Ross, who met Holliday in 2003, was immediately impressed with his music. “He understands the piano very well, especially the variety of colors and moods that the piano can create,” he said.
Ross first learned to play “Evocations,” a four-movement suite of, as Holliday writes in his notes, “contrasting moods related to mountain climbing,” that begins the program for the CD and the upcoming concerts. Holliday says he is an avid climber and hiker and has traveled in Europe, Central and South America and the South Pacific in search of “peak experiences.”
His music evokes the geography, history and culture of places he’s visited, such as in “Recuerdos Peruanos.” The movements range from portraying an epic defeat in 1536 of Spanish conquistadors by the Inca King Manco Capac II to re-creating the “song” of Peru’s Vilcanota River.
Ross calls Holliday’s music “supremely written by a very sensitive composer,” and both he and Chua are eager to introduce it to new audiences. The music itself is new, Chua pointed out, having been written in last 25 years or so.
“Though Kent’s music is contemporary, it’s also very accessible,” Chua said, noting that although listeners will hear traditional elements, there’s a “ ‘signature’ to his style in how he fashions his harmonic language and works with the thematic elements.”
Chua, whose playing was described as “vividly enchanting” and “spirited and movingly expressive,” by the Philippine newspaper The Daily Tribune, said the concerts present a rare opportunity for both performers and listeners.

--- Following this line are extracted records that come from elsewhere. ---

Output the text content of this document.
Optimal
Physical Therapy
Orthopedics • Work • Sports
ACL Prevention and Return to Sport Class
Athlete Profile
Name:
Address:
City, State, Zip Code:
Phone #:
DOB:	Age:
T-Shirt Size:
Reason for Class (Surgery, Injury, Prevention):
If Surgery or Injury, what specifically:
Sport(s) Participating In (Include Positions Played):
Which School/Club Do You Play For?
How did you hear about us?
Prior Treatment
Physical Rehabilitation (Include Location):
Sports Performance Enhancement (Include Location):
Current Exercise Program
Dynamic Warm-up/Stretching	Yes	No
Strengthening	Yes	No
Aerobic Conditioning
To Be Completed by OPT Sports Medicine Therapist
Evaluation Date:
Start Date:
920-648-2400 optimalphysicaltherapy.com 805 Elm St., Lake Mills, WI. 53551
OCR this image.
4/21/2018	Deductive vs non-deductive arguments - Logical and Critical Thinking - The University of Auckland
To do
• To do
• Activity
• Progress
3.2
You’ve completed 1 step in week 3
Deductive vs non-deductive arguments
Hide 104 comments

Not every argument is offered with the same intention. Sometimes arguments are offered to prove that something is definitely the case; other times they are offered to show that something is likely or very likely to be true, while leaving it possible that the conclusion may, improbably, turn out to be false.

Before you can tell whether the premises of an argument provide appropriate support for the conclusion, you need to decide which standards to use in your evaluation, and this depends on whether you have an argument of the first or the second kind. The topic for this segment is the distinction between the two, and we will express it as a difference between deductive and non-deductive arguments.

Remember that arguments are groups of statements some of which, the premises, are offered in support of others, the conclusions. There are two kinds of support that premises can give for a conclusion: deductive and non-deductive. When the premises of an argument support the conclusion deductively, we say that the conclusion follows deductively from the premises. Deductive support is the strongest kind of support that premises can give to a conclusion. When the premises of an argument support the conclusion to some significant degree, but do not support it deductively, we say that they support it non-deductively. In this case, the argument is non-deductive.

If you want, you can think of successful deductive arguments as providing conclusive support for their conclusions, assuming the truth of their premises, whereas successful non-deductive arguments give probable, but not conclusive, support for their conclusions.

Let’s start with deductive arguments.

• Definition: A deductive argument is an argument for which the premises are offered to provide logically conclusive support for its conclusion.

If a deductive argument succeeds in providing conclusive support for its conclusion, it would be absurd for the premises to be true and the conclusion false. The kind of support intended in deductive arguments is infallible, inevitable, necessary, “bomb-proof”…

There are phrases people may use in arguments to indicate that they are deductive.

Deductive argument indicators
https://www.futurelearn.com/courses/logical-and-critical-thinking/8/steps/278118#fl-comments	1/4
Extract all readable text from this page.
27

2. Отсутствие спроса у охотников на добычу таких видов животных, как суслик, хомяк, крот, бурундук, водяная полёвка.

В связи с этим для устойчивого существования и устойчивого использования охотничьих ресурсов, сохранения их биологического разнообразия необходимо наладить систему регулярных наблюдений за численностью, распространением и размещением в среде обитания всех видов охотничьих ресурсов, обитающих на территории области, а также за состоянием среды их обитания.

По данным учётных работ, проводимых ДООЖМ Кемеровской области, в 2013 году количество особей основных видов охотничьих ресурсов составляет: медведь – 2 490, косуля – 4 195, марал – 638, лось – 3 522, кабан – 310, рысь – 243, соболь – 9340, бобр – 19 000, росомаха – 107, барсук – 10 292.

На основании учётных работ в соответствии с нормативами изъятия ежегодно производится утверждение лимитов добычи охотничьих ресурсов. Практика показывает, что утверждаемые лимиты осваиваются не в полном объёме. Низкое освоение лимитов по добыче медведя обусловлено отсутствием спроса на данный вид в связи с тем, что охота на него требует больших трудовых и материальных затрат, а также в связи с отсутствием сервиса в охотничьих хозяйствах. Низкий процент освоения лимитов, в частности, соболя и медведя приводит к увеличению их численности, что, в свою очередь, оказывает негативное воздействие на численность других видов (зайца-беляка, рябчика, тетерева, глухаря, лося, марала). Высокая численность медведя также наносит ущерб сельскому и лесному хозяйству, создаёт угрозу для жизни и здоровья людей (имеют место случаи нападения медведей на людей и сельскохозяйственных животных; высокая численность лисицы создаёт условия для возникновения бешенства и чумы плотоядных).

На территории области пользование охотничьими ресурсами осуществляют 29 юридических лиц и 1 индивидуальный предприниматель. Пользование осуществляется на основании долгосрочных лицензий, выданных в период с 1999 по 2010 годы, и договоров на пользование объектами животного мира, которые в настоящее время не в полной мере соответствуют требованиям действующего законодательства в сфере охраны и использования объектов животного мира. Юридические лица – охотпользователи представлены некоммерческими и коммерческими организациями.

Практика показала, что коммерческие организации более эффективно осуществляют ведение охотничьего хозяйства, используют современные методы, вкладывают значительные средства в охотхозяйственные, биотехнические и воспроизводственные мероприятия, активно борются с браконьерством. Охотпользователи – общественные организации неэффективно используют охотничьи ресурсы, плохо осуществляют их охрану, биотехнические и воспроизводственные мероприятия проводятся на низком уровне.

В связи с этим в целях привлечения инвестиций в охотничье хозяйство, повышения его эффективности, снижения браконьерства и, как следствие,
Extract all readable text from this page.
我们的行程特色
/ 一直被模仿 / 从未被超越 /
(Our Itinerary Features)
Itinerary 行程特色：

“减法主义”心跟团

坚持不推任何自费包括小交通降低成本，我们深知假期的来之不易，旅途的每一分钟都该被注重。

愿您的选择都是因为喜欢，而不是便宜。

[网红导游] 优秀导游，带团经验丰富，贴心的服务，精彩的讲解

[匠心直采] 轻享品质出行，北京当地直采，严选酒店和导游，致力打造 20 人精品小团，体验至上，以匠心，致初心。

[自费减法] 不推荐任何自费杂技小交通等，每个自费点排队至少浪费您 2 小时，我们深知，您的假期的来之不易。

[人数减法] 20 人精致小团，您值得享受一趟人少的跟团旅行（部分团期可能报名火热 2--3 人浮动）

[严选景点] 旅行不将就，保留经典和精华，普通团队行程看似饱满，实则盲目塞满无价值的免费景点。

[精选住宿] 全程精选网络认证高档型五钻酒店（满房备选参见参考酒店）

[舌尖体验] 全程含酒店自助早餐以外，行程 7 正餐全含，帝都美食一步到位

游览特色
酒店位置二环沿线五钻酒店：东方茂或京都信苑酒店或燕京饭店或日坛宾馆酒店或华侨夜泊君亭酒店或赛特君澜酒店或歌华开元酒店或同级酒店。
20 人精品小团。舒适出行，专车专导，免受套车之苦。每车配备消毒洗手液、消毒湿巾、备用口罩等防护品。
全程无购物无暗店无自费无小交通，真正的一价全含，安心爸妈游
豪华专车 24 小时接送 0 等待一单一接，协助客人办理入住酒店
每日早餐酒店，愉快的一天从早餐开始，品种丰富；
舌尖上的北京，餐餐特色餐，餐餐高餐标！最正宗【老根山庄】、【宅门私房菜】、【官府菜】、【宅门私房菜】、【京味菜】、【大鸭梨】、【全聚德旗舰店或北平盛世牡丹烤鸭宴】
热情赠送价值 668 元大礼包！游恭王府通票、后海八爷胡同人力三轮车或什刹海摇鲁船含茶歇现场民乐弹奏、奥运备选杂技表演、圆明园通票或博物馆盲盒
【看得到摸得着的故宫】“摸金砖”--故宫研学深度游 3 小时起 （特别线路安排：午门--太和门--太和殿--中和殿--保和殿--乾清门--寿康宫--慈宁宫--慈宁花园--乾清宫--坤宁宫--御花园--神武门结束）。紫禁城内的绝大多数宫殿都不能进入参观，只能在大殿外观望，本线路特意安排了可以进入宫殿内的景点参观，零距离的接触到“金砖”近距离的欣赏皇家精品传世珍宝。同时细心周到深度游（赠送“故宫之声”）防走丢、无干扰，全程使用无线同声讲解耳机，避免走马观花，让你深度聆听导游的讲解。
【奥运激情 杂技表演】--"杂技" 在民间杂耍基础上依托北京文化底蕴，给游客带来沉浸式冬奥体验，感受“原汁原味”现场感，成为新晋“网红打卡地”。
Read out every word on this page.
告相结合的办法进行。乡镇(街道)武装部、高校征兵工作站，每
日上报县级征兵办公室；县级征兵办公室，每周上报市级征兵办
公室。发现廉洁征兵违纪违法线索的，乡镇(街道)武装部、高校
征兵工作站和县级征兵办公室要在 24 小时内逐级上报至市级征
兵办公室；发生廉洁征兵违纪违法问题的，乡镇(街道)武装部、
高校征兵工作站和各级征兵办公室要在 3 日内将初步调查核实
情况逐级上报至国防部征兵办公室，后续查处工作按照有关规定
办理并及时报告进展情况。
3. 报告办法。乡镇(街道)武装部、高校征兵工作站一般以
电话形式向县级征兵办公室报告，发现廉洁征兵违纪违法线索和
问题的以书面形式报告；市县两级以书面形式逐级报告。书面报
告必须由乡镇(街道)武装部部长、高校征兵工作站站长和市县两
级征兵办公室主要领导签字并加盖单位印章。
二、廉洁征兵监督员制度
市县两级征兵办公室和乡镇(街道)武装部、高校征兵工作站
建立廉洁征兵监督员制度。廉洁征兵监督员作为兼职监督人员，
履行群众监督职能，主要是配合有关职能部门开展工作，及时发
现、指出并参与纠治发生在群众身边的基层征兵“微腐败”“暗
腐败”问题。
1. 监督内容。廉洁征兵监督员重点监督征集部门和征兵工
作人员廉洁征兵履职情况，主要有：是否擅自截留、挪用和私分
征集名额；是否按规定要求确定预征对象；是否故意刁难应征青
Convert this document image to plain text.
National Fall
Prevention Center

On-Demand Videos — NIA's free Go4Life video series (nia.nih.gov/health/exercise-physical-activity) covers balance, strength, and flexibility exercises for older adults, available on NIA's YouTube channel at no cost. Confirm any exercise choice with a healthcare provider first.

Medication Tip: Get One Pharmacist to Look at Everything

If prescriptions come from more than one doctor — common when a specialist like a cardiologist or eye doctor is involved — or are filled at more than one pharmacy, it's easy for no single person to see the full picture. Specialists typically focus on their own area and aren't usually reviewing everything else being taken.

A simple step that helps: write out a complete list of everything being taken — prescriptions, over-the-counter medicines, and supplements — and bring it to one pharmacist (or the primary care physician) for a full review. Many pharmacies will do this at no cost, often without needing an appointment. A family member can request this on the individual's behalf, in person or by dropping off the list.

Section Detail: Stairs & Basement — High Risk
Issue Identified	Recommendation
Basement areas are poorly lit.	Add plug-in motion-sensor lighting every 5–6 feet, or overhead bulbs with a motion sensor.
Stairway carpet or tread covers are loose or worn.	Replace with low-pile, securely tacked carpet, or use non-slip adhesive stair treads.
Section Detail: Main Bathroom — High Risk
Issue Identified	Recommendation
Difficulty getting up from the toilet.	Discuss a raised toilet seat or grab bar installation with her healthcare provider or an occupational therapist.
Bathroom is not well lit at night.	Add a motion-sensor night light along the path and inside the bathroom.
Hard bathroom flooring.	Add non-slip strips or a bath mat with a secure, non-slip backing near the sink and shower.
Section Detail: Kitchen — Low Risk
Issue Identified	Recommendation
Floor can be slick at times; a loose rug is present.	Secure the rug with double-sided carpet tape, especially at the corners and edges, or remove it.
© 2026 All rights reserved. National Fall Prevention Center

“Sometimes it’s hard to listen to an unfamiliar work or musical style and expect to digest it in just five or ten minutes with one piece,” she said. “With an entire program of new music by this composer, the audience will be able to get acquainted with Kent’s musical language, synthesize what they hear, and develop an ear for his style. It gives them a chance to get a better understanding of his music.”